Garden shadows disappeared. The view where a moment before had been so bright and sunny was now dark and hazy. Through swirling dust I could barely discern a wooden column that had supported one corner of my house. It was leaning crazily and the roof sagged dangerously.
…
A profound weakness overcame me, so I stopped to regain my strength. To my surprise I discovered that I was completely naked. How odd! Where were my drawers and undershirt?
What had happened?”
All over the right side of my body I was cut and bleeding. A large splinter was protruding from a mangled wound in my thigh, and something warm trickled into my mouth. My cheek was torn, I discovered as I felt it gingerly, with the lower lip laid wide open. Embedded in my neck was a sizable fragment of glass which I matter-of-factly dislodged, and with the detachment of one stunned and shocked I studied it and my blood-stained hand.”
His diary was published in English in 1955, but it’s certainly not the only surviving record of the bombings. Hiroshima and Nagasaki both have museums, artifacts and monuments to honor and remember the victims of the events.

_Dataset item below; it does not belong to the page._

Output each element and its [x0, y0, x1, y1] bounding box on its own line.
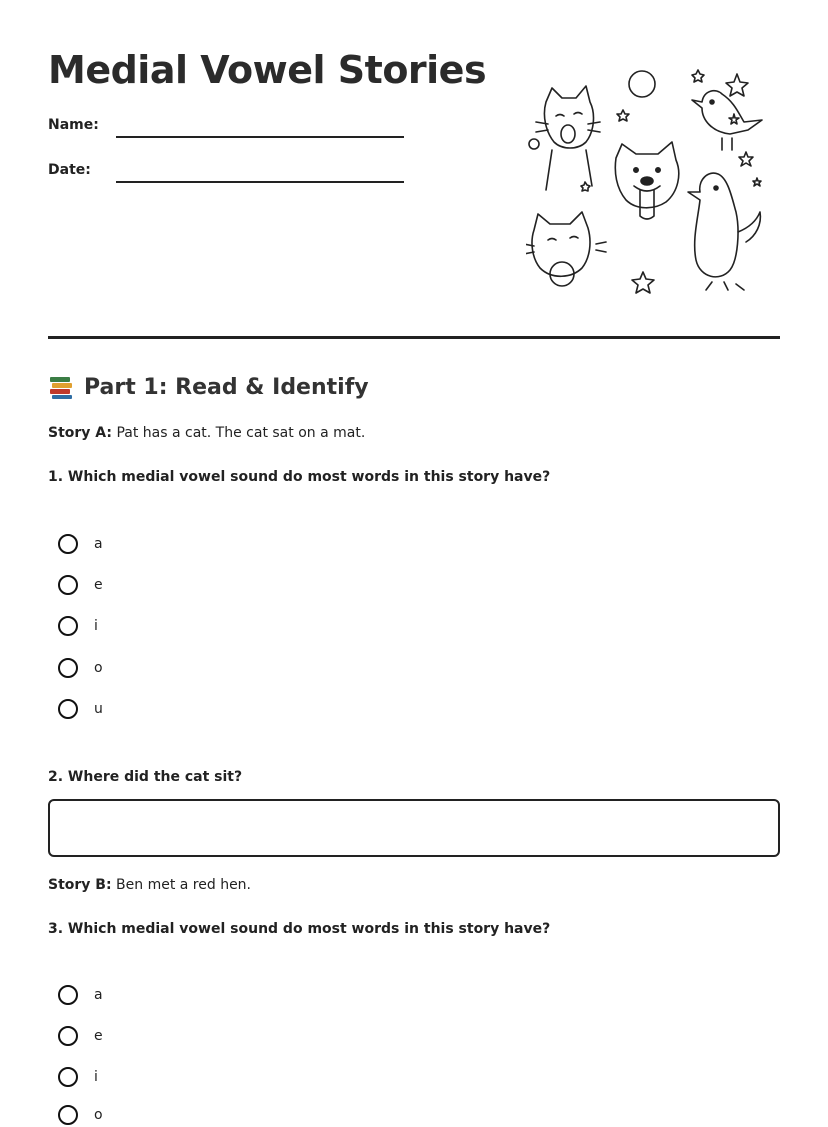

The Hiroshima Peace Memorial Museum, for example, houses a collection of artwork created by bombing survivors, including a number of drawings created from memory. Many pieces are drawn in colored pencil on manila paper, and they’re remarkably similar to one another.
They feature naked bleeding bodies wandering around a city engulfed in fire comparable to the atomic bomb scene in the movie Terminator 2.